THE HAUNTED HOUSE
By JP BROWN
I was out in the countryside in an old farm house looking after my employer’s property. I was just a humble man servant, serving the old man with my girlfriend, the housemaid of the house. We were miles from anywhere and the old farmhouse stood alone and deserted in the dark landscape as dusk fell. It grew steadily darker and after we had had our supper in the kitchen, we retired to the servant’s quarters at the back of the house for a good night’s rest. I could still hear all movement in the house from my room, and would be aware of any breaking attempts or intrusion. Me and the girl laughed a bit and fooled around in bed, but the night grew deathly still as midnight approached. An eerie silence fell over the place, and I grew deathly afraid of the witching hour, as the old grandfather clock in the house struck twelve. It was then in the dark midnight that I heard those footsteps from hell from deep inside the great halls of that old house. It sounded like medieval boots falling on the wooden flooring, the loud clacking of those ancient heels, drove a chill up my spine. By his stomping about in the kitchen and halls, the man seemed possessed, and it drove my mind and thoughts to fear of the unknown. I had no weapon to defend myself against such a madman, and I feared for my life, and that of the girl.

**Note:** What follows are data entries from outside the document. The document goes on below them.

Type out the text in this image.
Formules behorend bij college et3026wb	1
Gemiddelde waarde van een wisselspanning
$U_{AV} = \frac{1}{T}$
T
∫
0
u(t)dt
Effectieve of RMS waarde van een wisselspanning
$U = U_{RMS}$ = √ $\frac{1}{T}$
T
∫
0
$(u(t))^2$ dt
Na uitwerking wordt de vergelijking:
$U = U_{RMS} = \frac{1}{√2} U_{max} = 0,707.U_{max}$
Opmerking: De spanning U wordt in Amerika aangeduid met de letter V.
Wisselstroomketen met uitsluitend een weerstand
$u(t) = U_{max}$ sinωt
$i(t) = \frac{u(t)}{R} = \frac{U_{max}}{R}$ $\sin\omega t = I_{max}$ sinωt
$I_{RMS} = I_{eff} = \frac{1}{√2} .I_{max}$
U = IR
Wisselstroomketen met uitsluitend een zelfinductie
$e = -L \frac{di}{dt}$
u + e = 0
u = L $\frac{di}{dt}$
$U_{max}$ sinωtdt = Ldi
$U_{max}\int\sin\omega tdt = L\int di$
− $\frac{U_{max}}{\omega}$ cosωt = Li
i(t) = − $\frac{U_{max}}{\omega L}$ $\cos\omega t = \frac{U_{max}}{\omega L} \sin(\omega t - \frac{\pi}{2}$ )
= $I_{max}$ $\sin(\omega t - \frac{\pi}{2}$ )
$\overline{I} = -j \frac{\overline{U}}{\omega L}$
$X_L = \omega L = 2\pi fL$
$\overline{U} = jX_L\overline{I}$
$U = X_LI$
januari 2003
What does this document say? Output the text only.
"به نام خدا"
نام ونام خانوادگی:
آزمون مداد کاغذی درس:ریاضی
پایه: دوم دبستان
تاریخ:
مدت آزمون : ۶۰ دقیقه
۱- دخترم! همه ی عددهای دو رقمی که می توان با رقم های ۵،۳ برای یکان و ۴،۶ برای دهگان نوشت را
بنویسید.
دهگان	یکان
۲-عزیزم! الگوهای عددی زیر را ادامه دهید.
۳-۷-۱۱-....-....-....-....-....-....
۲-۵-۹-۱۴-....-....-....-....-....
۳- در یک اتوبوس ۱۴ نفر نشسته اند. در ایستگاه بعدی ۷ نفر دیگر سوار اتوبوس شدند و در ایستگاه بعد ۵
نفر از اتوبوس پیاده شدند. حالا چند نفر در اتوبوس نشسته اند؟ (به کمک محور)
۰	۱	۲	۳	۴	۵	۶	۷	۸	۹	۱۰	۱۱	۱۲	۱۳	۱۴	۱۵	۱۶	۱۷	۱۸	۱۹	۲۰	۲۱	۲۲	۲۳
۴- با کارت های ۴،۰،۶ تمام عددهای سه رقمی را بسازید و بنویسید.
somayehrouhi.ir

She clung unto me under the sheets of the bed, and I was too afraid to make a move. Still the mad demon of man stomped back and forth outside in the hall, and the clack-clack-clacking of his ancient heels rang loud and clear in the black moonless night. Now those boots could be heard outside our door, as the ancient spirit of darkness cursed and mumbled to himself. Then the clacking heels stomped away again into the darkness. It was a night of fear and madness, as the dark evil hours stretched out like eternity until the break of day. Just before dawn, his last clacking footsteps could be heard, fading away with the slamming of the front door and his apparent departure before light. I was never more pleased to see a sunrise, for I was sure that the damned one in the night, had come to take my soul with him to hell. I told the master of the house on his return, that I wanted no more of this place, and resigned forthwith. Me and the girl travelled far from that old house and its dark spectre, and it would never again see likes of me near its haunted hallways. One brush with a ghost had been enough for me.